Even before his neuropsych assessment, I already knew that, with our current science, dementia is progressive and most types of dementia are irreversible. I knew I needed to prepare myself for many challenges ahead. It was still early days for Miklos, even though he would sometimes forget our zip code or even the name of the street we have lived on for almost twenty years. He was still cogent and funny. It was early days for me, as I began to imagine what my life would look like in five years.

We made an appointment with our primary care physician, Rachelle Hanft, for a preliminary assessment. I had already started to accompany Miklos to all his medical appointments, because his hearing is so very bad, that even with the strongest hearing aids available, he strains to hear. He can understand my voice better than others, so I go as his interpreter. For this appointment, I also wanted to be sure to hear everything Dr. Hanft said.

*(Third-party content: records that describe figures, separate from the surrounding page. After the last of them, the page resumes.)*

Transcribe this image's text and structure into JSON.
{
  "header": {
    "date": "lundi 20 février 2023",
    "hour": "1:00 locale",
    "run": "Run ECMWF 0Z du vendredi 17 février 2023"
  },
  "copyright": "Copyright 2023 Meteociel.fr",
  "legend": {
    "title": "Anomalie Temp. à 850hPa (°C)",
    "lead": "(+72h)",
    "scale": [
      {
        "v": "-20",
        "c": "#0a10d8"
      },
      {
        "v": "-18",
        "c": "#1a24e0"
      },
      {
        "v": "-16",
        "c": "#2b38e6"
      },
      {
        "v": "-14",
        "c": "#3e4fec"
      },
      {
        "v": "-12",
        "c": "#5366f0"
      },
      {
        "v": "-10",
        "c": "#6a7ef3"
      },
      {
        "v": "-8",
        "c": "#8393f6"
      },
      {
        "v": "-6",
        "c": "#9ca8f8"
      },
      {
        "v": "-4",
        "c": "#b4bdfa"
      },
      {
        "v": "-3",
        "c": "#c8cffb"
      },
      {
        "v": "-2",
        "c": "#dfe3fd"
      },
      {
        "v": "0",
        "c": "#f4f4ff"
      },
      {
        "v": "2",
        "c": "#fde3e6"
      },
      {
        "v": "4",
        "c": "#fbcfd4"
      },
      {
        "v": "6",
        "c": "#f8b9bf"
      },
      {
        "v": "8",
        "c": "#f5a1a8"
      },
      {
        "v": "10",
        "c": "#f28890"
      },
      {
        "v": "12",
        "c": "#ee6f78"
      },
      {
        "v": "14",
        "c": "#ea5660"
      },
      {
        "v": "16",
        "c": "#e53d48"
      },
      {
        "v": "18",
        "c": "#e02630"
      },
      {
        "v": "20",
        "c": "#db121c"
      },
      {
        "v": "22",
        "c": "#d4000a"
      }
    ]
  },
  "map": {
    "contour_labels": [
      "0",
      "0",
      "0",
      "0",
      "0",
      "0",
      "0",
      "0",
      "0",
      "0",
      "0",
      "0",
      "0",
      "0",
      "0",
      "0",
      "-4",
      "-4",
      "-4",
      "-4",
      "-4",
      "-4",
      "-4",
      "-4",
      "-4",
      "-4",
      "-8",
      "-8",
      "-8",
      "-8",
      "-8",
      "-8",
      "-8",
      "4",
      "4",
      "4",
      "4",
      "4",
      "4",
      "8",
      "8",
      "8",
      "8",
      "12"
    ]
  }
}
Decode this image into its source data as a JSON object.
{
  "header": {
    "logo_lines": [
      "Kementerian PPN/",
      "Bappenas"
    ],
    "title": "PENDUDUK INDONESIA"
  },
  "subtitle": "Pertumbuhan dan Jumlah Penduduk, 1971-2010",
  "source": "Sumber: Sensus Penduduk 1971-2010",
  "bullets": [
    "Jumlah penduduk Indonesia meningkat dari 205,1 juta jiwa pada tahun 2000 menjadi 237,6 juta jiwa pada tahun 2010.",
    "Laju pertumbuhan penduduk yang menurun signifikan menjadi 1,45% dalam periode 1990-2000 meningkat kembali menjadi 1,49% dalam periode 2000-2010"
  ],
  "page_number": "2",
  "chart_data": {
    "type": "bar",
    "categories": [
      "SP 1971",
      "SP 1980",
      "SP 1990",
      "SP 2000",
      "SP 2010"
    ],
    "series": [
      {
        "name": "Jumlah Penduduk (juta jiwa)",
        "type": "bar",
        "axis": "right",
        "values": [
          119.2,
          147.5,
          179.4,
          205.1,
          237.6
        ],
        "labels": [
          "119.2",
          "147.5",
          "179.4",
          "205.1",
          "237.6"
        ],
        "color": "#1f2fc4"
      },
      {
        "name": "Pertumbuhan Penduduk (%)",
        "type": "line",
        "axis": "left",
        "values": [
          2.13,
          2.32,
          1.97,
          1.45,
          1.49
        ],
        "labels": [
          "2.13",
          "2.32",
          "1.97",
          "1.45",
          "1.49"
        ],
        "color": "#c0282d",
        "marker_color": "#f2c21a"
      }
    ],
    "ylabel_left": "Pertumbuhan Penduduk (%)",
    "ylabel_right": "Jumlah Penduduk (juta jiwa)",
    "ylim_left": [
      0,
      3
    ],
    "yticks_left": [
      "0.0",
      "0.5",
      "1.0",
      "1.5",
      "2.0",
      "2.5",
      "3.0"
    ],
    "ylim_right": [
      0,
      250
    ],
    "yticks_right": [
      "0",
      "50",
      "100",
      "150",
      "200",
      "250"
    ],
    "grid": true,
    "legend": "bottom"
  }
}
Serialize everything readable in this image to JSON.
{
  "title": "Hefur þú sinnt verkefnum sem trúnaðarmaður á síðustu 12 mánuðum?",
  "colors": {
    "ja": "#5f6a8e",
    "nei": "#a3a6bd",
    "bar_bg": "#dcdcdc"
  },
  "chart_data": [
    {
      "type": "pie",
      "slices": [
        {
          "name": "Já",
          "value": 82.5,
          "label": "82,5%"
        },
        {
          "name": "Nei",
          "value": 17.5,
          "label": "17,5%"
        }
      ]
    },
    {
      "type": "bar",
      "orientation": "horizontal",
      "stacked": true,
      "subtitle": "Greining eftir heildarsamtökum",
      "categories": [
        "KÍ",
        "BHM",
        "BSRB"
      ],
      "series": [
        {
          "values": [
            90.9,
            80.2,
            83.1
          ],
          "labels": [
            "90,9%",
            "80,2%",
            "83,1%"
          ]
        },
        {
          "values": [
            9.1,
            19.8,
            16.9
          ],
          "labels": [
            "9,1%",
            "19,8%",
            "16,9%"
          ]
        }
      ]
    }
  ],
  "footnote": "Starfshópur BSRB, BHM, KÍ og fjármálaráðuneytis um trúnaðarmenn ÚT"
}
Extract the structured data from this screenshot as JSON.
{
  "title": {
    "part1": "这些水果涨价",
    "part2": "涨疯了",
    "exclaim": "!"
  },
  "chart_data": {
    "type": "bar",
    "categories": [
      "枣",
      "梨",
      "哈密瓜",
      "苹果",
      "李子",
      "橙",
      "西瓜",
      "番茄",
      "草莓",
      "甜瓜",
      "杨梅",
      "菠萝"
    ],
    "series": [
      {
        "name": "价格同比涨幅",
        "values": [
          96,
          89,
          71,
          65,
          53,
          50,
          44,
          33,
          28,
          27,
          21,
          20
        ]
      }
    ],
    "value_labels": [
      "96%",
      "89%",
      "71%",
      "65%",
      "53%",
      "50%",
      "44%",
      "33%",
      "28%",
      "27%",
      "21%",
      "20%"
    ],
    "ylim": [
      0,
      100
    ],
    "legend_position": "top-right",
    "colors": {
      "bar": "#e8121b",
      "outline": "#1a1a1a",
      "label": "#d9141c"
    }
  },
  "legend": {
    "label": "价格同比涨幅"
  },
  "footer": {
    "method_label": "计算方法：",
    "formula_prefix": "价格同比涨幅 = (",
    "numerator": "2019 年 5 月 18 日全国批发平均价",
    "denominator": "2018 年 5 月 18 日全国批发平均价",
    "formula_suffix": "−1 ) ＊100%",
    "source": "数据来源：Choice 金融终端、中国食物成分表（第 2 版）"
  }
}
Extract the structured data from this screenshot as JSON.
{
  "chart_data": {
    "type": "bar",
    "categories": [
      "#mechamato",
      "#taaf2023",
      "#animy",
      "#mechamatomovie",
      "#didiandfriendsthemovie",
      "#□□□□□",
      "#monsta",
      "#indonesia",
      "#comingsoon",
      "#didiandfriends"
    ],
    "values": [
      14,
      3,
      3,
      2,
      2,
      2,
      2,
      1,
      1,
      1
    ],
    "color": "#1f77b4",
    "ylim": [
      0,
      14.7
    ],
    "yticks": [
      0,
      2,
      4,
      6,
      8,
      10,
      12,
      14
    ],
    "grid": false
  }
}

It was in the late summer of 2020, the first year of the great pandemic. He could answer many of the twenty or so questions, but he stumbled on many others. He said the year was 2002. When I told him later what he had said, he assured my that he knew the year and that it had been a slip of the tongue. The short assessment did show decline from a baseline test he had taken some years ago. Dr. Hanft gave us a referral to a neuropsychologist, Dr. Freitag.

Dr. Freitag did a thorough assessment. He also had a copy of a brain scan that had been performed some years earlier. Even at that earlier time, the brain scan already showed dead and dying cells in the area of the brain consistent with Alzheimer’s disease.

The assessment revealed many areas of cognitive deficit, and together with the brain scan, it was conclusive that Miklos was suffering from Alzheimer’s disease. Dr. Freitag offered us some encouragement. Several factors in Miklos’ case were predictive of a slow progression of the disease. His relatively advanced age at the onset of symptoms, his high level of education, his good nutrition, and his exercise habits all were very good signs.

Dr. Freitag recommended Aricept, a drug that slows the progression for many patients. Fortunately, Miklos has shown none of the negative side effects that some have. Is it working? How would we ever know that it wouldn’t have been the same without the drug? It’s not hurting and the co-pay is affordable. We might as well.

Dr. Freitag also recommended some resources: The Alzheimer’s Association, an elder law attorney, and the book The 36 Hour Day, by Nancy L. Mace and Peter V. Rabins.

I promptly joined the Alzheimer’s Association and ordered three copies of The 36 Hour Day so that each of our daughters could have one. That was overkill. My daughters want to be supportive but had no time for and little interest in reading the book.

As I read, I started praying that Dr. Freitag was correct in his disease would progress slowly and that he might die from old age before he reached the highest stages of the disease. I really don’t know whether I would be able to handle spoon feeding my husband or diapering him.